35. Learned counsel for the Petitioner argued that the Impugned Award is also violative of Resolution Nos. 1002 of 05.01.1967 and 709 of 20.11.1978 of the Standing Committee of the Municipal Corporation of Delhi. Learned counsel for Respondent No.1 while countering the arguments of the Petitioner, argued that Resolution No. 1002 dated 05.01.1967 of the Standing Committee, is a settlement between the Management of Municipal Corporation of Delhi and Delhi Nagar Nigam Mazdoor Union only and it does not flow from any statutory right. Thus it has no binding force on Respondent No.1.
36. A bare perusal of Resolution No. 1002 dated 05.01.1967 of the Standing Committee suggests that it is a settlement between the Management of Municipal Corporation of Delhi and Delhi Nagar Nigam Mazdoor Union in the year 1967. As per this Resolution, the Labour Union demanded full-time employment for the muster roll/seasonal/part-time employees. The Management did not accept the said proposal. Therefore, it was agreed that a seniority list will be prepared for the daily wager/seasonal /part time workers and vacancy will be filled on the basis of seniority-cum-suitability. The Petitioner also relied upon Resolution No. 709 of 20.11.1978 of the Standing Committee of the Municipal Corporation of Delhi. However, this is regarding the regularization of the daily wagers. This Court is of the considered view that both these Resolutions have no application in the present case.
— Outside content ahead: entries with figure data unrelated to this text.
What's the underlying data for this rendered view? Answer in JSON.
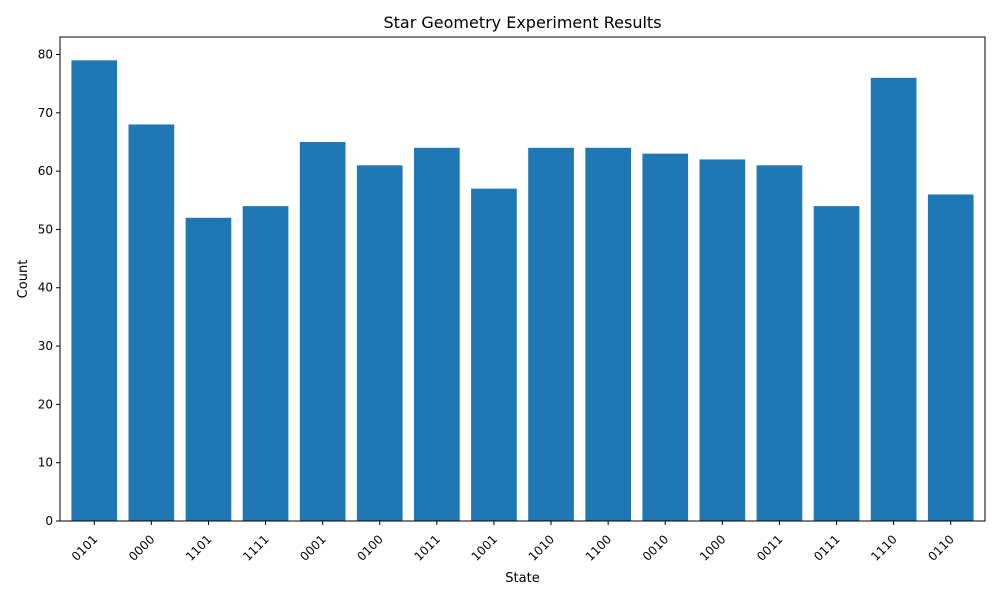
{
  "chart_data": {
    "type": "bar",
    "title": "Star Geometry Experiment Results",
    "xlabel": "State",
    "ylabel": "Count",
    "categories": [
      "0101",
      "0000",
      "1101",
      "1111",
      "0001",
      "0100",
      "1011",
      "1001",
      "1010",
      "1100",
      "0010",
      "1000",
      "0011",
      "0111",
      "1110",
      "0110"
    ],
    "values": [
      79,
      68,
      52,
      54,
      65,
      61,
      64,
      57,
      64,
      64,
      63,
      62,
      61,
      54,
      76,
      56
    ],
    "ylim": [
      0,
      83
    ],
    "yticks": [
      0,
      10,
      20,
      30,
      40,
      50,
      60,
      70,
      80
    ],
    "bar_color": "#1f77b4",
    "grid": false,
    "xtick_rotation_deg": 45
  }
}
37. The Petitioner has further taken the plea that Respondent No. 1 has acted discriminately against her and has instead regularized workers who were junior to her. In this regard, learned Labour Court has correctly observed that the pleadings and evidence as adduced by the Petitioner are vague as she has failed to put forward any particular instance where a worker junior to her or part time was taken on muster roll or was regularized in the proper pay scale of Safai Karamchari.
38. On consideration of the aforesaid precedents, this Court is of the view that learned Labour Court appropriately held that the Petitioner cannot claim regularization of her services as full time Safai Karamchari as the Petitioner has failed to establish that her services were in fact of a daily wage worker except for a brief period of three months from 17.01.1987 to 16.04.1987. The fact that the Petitioner may have been providing un-waivered services over a considerable period of time, does not confer upon the present Petitioner the fundamental right to be absorbed or regularized in service.
39. In view of the discussions herein above, this Court is of the considered view that there is no perversity or infirmity in the Impugned Award. In view thereof, this Court, while exercising its jurisdiction under Article 226 of the Constitution, is not inclined to interfere with the Impugned Award.
40. Hence the present writ Petition is hereby dismissed. No orders as to cost.